Aber es war ja nicht Del Toro allein, der hier gewerkt hat – einerseits hatte er einen Co-Regisseur Mark Gustafson, der Erfahrung mit Stop-Motion hat, und – wie Del Toro selbst im Making-Of erzählt – die Leute, welche die Figuren gemacht und in Bewegung versetzt haben.

Denn das große A und O an der Sache sind die Kleinigkeiten im Film, die ihn einfach so richtig menschlich machen. Das sind kleine Gesten, Gesichtsausdrücke, Spielereien, an denen man merkt, wie viel Liebe zum Detail eingearbeitet wurde. Das letzte Mal ist mir das bei „Arcane“ aufgefallen. Während bei vielen Animationsfilmen auf nicht notwendige Bewegungen und Gesten verzichtet wird (weil billiger und schneller) verliert man sich hier teilweise fast in Kleinigkeiten. Egal ob das nun die Haarsträhnen von Geppetto sind, die mitschwingen, wenn er sich bewegt, oder kleine Tänzereien und Gestiken während des Redens, die es zwar nicht gebraucht hätte, aber alles so viel lebendiger machen als man das gewohnt ist.

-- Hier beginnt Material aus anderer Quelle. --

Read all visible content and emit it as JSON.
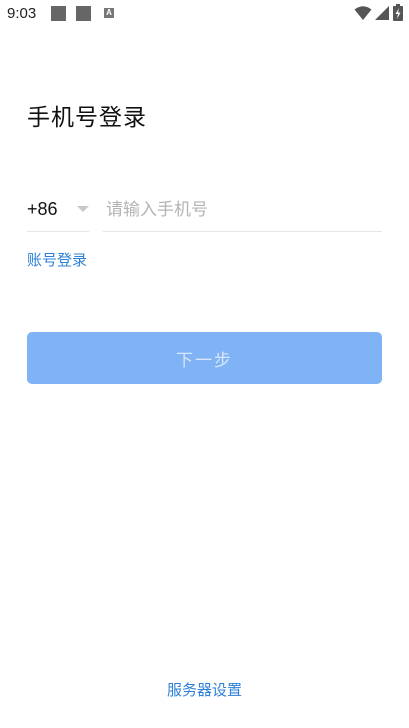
{
  "status_bar": {
    "time": "9:03",
    "notification_letter": "A",
    "icons": [
      "notification-square-icon",
      "notification-square-icon",
      "a-notification-icon",
      "wifi-icon",
      "cellular-icon",
      "battery-charging-icon"
    ]
  },
  "login": {
    "title": "手机号登录",
    "country_code": "+86",
    "phone_placeholder": "请输入手机号",
    "phone_value": "",
    "account_login_link": "账号登录",
    "next_button": "下一步",
    "server_settings_link": "服务器设置"
  },
  "colors": {
    "accent_link": "#2f80d8",
    "button_disabled_bg": "#7fb3f5",
    "button_disabled_text": "#d8e6fb",
    "placeholder": "#b4b4b4"
  }
}
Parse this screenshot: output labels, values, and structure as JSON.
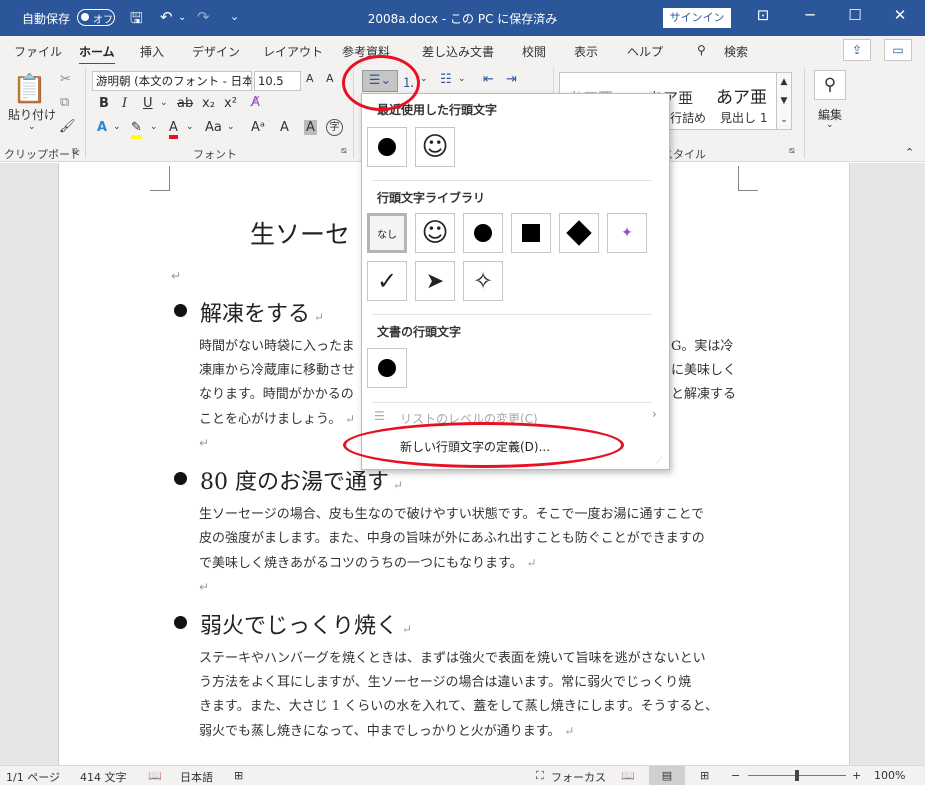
{
  "titlebar": {
    "autosave_label": "自動保存",
    "autosave_state": "オフ",
    "doc_title": "2008a.docx - この PC に保存済み",
    "signin_label": "サインイン"
  },
  "tabs": [
    "ファイル",
    "ホーム",
    "挿入",
    "デザイン",
    "レイアウト",
    "参考資料",
    "差し込み文書",
    "校閲",
    "表示",
    "ヘルプ"
  ],
  "search_label": "検索",
  "ribbon": {
    "paste_label": "貼り付け",
    "clipboard_label": "クリップボード",
    "font_name": "游明朝 (本文のフォント - 日本",
    "font_size": "10.5",
    "font_group_label": "フォント",
    "styles_label": "スタイル",
    "style1": "あア亜",
    "style2": "あア亜",
    "style3": "あア亜",
    "style2_name": "行詰め",
    "style3_name": "見出し 1",
    "edit_label": "編集"
  },
  "document": {
    "title_partial": "生ソーセ",
    "sections": [
      {
        "heading": "解凍をする",
        "lines": [
          "時間がない時袋に入ったま",
          "凍庫から冷蔵庫に移動させ",
          "なります。時間がかかるの",
          "ことを心がけましょう。"
        ],
        "lines_right": [
          "G。実は冷",
          "に美味しく",
          "と解凍する"
        ]
      },
      {
        "heading": "80 度のお湯で通す",
        "lines": [
          "生ソーセージの場合、皮も生なので破けやすい状態です。そこで一度お湯に通すことで",
          "皮の強度がまします。また、中身の旨味が外にあふれ出すことも防ぐことができますの",
          "で美味しく焼きあがるコツのうちの一つにもなります。"
        ]
      },
      {
        "heading": "弱火でじっくり焼く",
        "lines": [
          "ステーキやハンバーグを焼くときは、まずは強火で表面を焼いて旨味を逃がさないとい",
          "う方法をよく耳にしますが、生ソーセージの場合は違います。常に弱火でじっくり焼",
          "きます。また、大さじ 1 くらいの水を入れて、蓋をして蒸し焼きにします。そうすると、",
          "弱火でも蒸し焼きになって、中までしっかりと火が通ります。"
        ]
      }
    ]
  },
  "dropdown": {
    "recent_label": "最近使用した行頭文字",
    "library_label": "行頭文字ライブラリ",
    "none_label": "なし",
    "doc_bullets_label": "文書の行頭文字",
    "change_level_label": "リストのレベルの変更(C)",
    "define_new_label": "新しい行頭文字の定義(D)..."
  },
  "statusbar": {
    "page": "1/1 ページ",
    "words": "414 文字",
    "language": "日本語",
    "focus": "フォーカス",
    "zoom": "100%"
  },
  "colors": {
    "titlebar": "#2b579a",
    "annotation": "#e81123"
  }
}
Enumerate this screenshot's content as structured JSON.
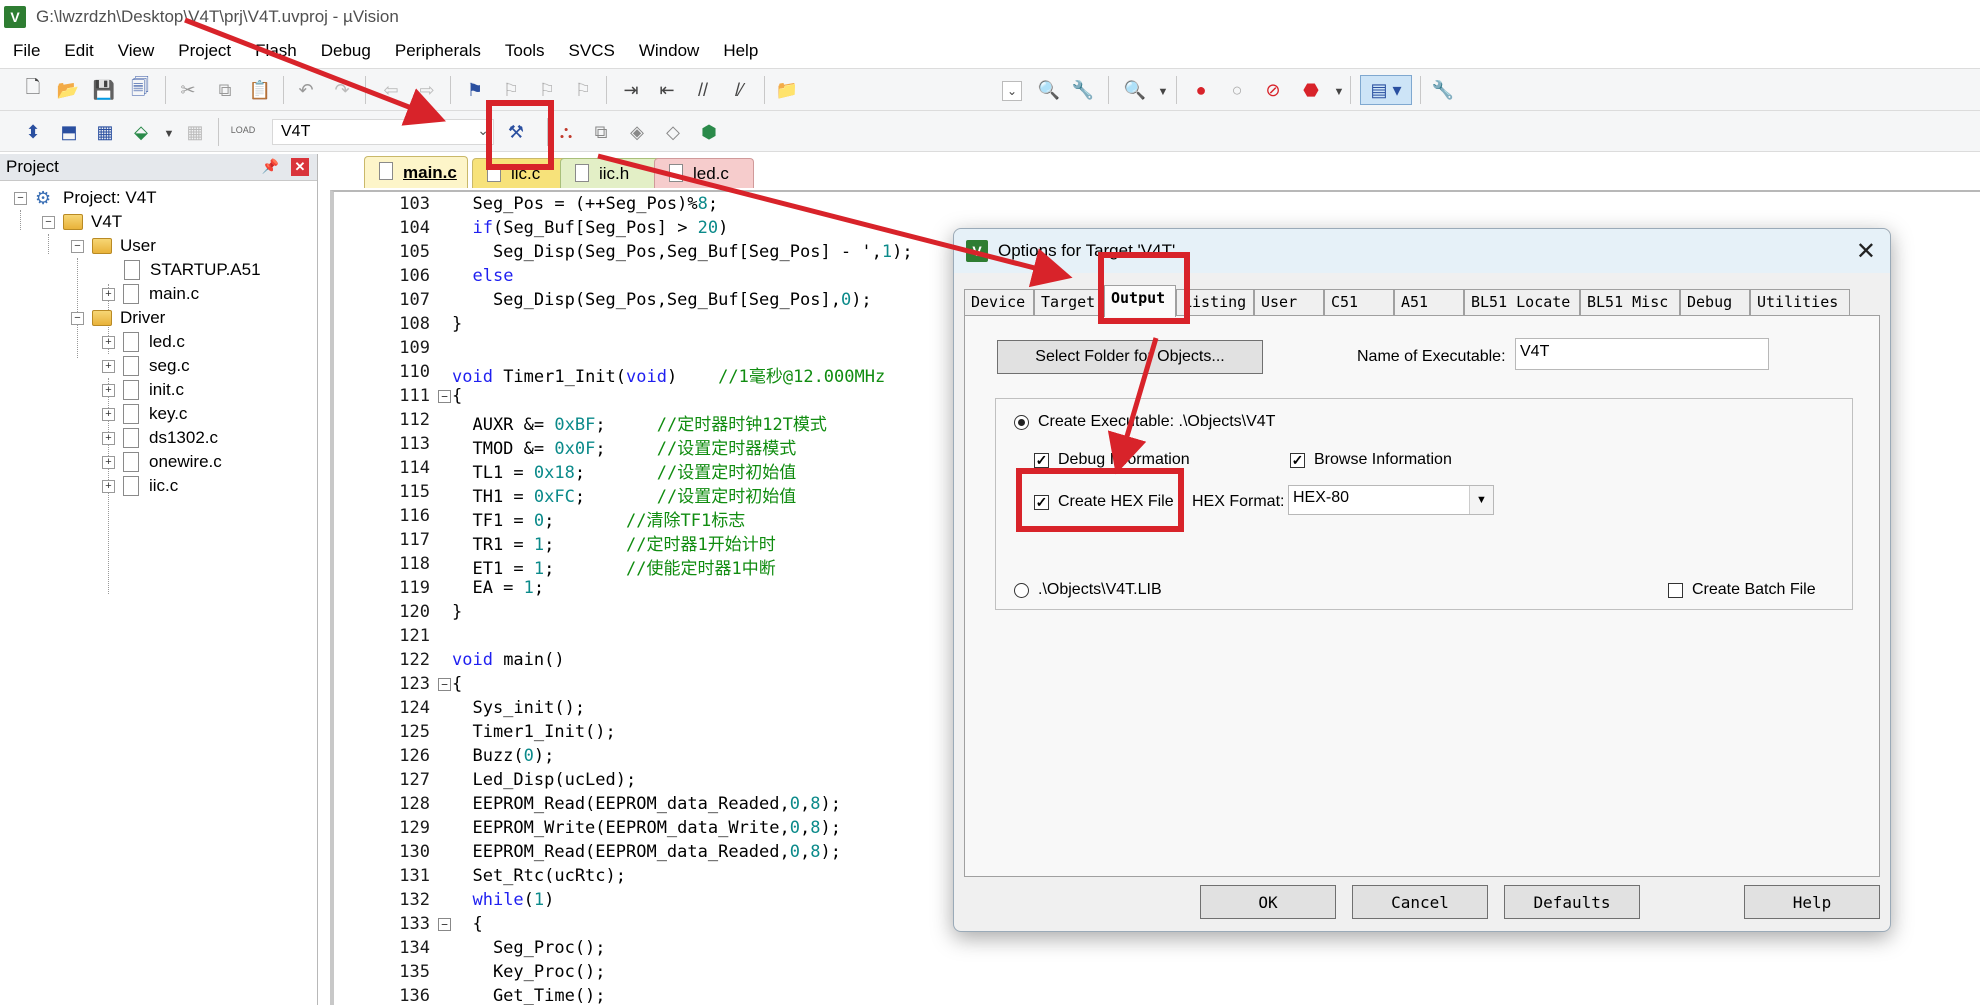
{
  "window": {
    "title": "G:\\lwzrdzh\\Desktop\\V4T\\prj\\V4T.uvproj - µVision",
    "app_icon": "V"
  },
  "menu": [
    "File",
    "Edit",
    "View",
    "Project",
    "Flash",
    "Debug",
    "Peripherals",
    "Tools",
    "SVCS",
    "Window",
    "Help"
  ],
  "toolbar2": {
    "target": "V4T",
    "load_label": "LOAD"
  },
  "project_panel": {
    "title": "Project",
    "root": "Project: V4T",
    "target": "V4T",
    "groups": [
      {
        "name": "User",
        "files": [
          "STARTUP.A51",
          "main.c"
        ]
      },
      {
        "name": "Driver",
        "files": [
          "led.c",
          "seg.c",
          "init.c",
          "key.c",
          "ds1302.c",
          "onewire.c",
          "iic.c"
        ]
      }
    ]
  },
  "editor_tabs": [
    "main.c",
    "iic.c",
    "iic.h",
    "led.c"
  ],
  "code": {
    "lines": [
      {
        "n": "103",
        "text": "  Seg_Pos = (++Seg_Pos)%8;"
      },
      {
        "n": "104",
        "text": "  if(Seg_Buf[Seg_Pos] > 20)"
      },
      {
        "n": "105",
        "text": "    Seg_Disp(Seg_Pos,Seg_Buf[Seg_Pos] - ',1);"
      },
      {
        "n": "106",
        "text": "  else"
      },
      {
        "n": "107",
        "text": "    Seg_Disp(Seg_Pos,Seg_Buf[Seg_Pos],0);"
      },
      {
        "n": "108",
        "text": "}"
      },
      {
        "n": "109",
        "text": ""
      },
      {
        "n": "110",
        "text": "void Timer1_Init(void)    //1毫秒@12.000MHz"
      },
      {
        "n": "111",
        "text": "{"
      },
      {
        "n": "112",
        "text": "  AUXR &= 0xBF;     //定时器时钟12T模式"
      },
      {
        "n": "113",
        "text": "  TMOD &= 0x0F;     //设置定时器模式"
      },
      {
        "n": "114",
        "text": "  TL1 = 0x18;       //设置定时初始值"
      },
      {
        "n": "115",
        "text": "  TH1 = 0xFC;       //设置定时初始值"
      },
      {
        "n": "116",
        "text": "  TF1 = 0;       //清除TF1标志"
      },
      {
        "n": "117",
        "text": "  TR1 = 1;       //定时器1开始计时"
      },
      {
        "n": "118",
        "text": "  ET1 = 1;       //使能定时器1中断"
      },
      {
        "n": "119",
        "text": "  EA = 1;"
      },
      {
        "n": "120",
        "text": "}"
      },
      {
        "n": "121",
        "text": ""
      },
      {
        "n": "122",
        "text": "void main()"
      },
      {
        "n": "123",
        "text": "{"
      },
      {
        "n": "124",
        "text": "  Sys_init();"
      },
      {
        "n": "125",
        "text": "  Timer1_Init();"
      },
      {
        "n": "126",
        "text": "  Buzz(0);"
      },
      {
        "n": "127",
        "text": "  Led_Disp(ucLed);"
      },
      {
        "n": "128",
        "text": "  EEPROM_Read(EEPROM_data_Readed,0,8);"
      },
      {
        "n": "129",
        "text": "  EEPROM_Write(EEPROM_data_Write,0,8);"
      },
      {
        "n": "130",
        "text": "  EEPROM_Read(EEPROM_data_Readed,0,8);"
      },
      {
        "n": "131",
        "text": "  Set_Rtc(ucRtc);"
      },
      {
        "n": "132",
        "text": "  while(1)"
      },
      {
        "n": "133",
        "text": "  {"
      },
      {
        "n": "134",
        "text": "    Seg_Proc();"
      },
      {
        "n": "135",
        "text": "    Key_Proc();"
      },
      {
        "n": "136",
        "text": "    Get_Time();"
      }
    ]
  },
  "dialog": {
    "title": "Options for Target 'V4T'",
    "tabs": [
      "Device",
      "Target",
      "Output",
      "Listing",
      "User",
      "C51",
      "A51",
      "BL51 Locate",
      "BL51 Misc",
      "Debug",
      "Utilities"
    ],
    "active_tab": "Output",
    "select_folder_label": "Select Folder for Objects...",
    "name_exe_label": "Name of Executable:",
    "name_exe_value": "V4T",
    "create_exe_label": "Create Executable:  .\\Objects\\V4T",
    "debug_info_label": "Debug Information",
    "browse_info_label": "Browse Information",
    "create_hex_label": "Create HEX File",
    "hex_format_label": "HEX Format:",
    "hex_format_value": "HEX-80",
    "lib_label": ".\\Objects\\V4T.LIB",
    "batch_label": "Create Batch File",
    "buttons": {
      "ok": "OK",
      "cancel": "Cancel",
      "defaults": "Defaults",
      "help": "Help"
    }
  },
  "colors": {
    "annotation": "#d8232a",
    "keyword": "#1f1ff0",
    "number": "#0b8a8a",
    "comment": "#108c10"
  }
}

Und natürlich das Design der Figuren und der Umgebungen, welche allesamt „Del Toro“ ausstrahlen. Und auch das wird im Making-Of angesprochen. Man merkt, dass die Macher:innen sich alle Filme in Bezug auf Farbgebung, Optik und Kamerapositionen bzw. -fahrten von Del Toro angesehen haben, denn man merkt in jeder Sekunde, wer das Mastermind hinter diesem Film ist. Am meisten natürlich erkannt man das an der Geschichte, die klar die Schwester von „Pan’s Labyrinth“ sein könnte, aber hier … das passt alles wundervoll zusammen.

Bei all der Düsternis, die der Film in den ersten Minuten inne hat und bei all den tragischen Hintergründen, die den Film durchziehen, so ist es dennoch ein Film, an dessen Ende ein klares Ja zum Leben in all seinen Facetten und all seinen Bedeutungen und Notwendigkeiten (Menschen sterben unausweichlich irgendwann) steht.

Wow, sag ich nur. Wirklich, ich hätte nicht gedacht, dass der Film so gut wird. Respekt und Hut ab vor allen Beteiligten.

Nur, und das muss gesagt sein, für Kinder ist der Film in meinen Augen nicht geeignet.

„Guillermo Del Toro’s Pinocchio“ bekommt von mir 9,5 von 10 möglichen, die Stop-Motion-Kunstform nicht nur technisch, sondern auch erzählerisch auf eine neue Stufe hebende, Punkte.